In this stoma operation, a stoma is formed when the colon is brought to the surface of the abdomen of the patient. This type of stoma is created usually on the left side of the abdomen. A stool is generally solid. Two different types of colostomy surgery are


  • End Colostomy

This operation of stoma happens when the patient’s rectum or large bowl has been removed. In this operation, the remaining large bowel is brought to the surface of the abdomen so as to form a stoma. This end colostomy can be either temporary or permanent. In the temporary operation, the diseased part of the bowel is removed and the remaining part of the bowel is set to rest before joining the ends together. The permanent operation is suggested because it is impossible to re-join two parts of the intestine.
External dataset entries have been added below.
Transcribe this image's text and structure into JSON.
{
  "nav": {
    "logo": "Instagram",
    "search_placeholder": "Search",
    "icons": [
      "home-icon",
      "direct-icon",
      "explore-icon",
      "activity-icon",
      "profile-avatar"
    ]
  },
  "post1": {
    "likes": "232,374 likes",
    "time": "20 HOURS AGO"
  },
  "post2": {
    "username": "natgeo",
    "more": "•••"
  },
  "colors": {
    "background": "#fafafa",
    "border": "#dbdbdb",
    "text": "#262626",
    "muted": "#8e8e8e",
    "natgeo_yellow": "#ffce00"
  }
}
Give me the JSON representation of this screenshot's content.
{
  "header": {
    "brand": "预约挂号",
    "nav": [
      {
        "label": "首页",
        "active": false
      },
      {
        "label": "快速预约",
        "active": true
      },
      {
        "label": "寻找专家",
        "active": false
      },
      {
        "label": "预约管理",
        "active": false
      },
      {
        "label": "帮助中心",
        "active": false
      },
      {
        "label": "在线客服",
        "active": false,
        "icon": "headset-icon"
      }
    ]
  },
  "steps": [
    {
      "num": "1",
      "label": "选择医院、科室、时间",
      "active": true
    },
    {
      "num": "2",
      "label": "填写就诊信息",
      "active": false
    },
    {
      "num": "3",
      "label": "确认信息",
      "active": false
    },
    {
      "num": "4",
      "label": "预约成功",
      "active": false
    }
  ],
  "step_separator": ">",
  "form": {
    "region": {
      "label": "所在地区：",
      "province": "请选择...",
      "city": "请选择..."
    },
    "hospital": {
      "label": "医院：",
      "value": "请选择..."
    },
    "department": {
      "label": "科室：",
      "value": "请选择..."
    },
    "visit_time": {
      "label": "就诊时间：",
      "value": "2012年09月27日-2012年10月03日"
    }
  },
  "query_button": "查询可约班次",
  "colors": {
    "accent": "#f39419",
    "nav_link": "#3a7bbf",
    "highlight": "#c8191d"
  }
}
If done forcibly, it could be proved risky.

  • Loop Colostomy

The bowel of the patient is uplifted to the skin level to align with the stoma rod. It is a temporary type of surgery. It actually consists of two stomas that are joined together.

Ileostomy

For forming the stoma, the part of the patient’s small bowel (ileum) is brought onto the surface of the abdomen. This operation is needed due to the diseased conditions of the end part of the small bowel. This type of stoma is created usually on the right side of the abdomen. An Absence of muscles leads to the formation of stool being fluid. Two different types of ileostomy Surgery Are


  • End Ileostomy

When part of the large bowel is removed then an end ileostomy is made. The end of the patient’s small bowel is brought to the surface of the abdomen to form a stoma. It can be either temporary or permanent. the temporary operation takes place due to the removal of the diseased part of the bowel so that the remaining parts are set to rest before the joining of the ends together. The permanent operation is chosen in circumstances where it involves extreme risk or is impossible to re-join the two parts of the intestine.

  • Loop Ileostomy

The bowel of the patient is uplifted to the skin level to align with the stoma rod. It is a temporary type of surgery. It actually consists of two stomas that are joined together.


Urostomy

A urinary diversion, known as urostomy, is needed when the patient’s bladder or urinary system is damaged or diseased and the passing of urine normally is not possible. Also, termed as an ileal conduit or a Bricker's bladder. On the right-hand side of the abdomen, an isolated part of the intestine is brought onto the surface. From the bladder the ureters are detached first and then to the isolated section of the intestine is reattached. A urostomy pouch to collect the urine is required because this section of the intestine is too small to function as a reservoir.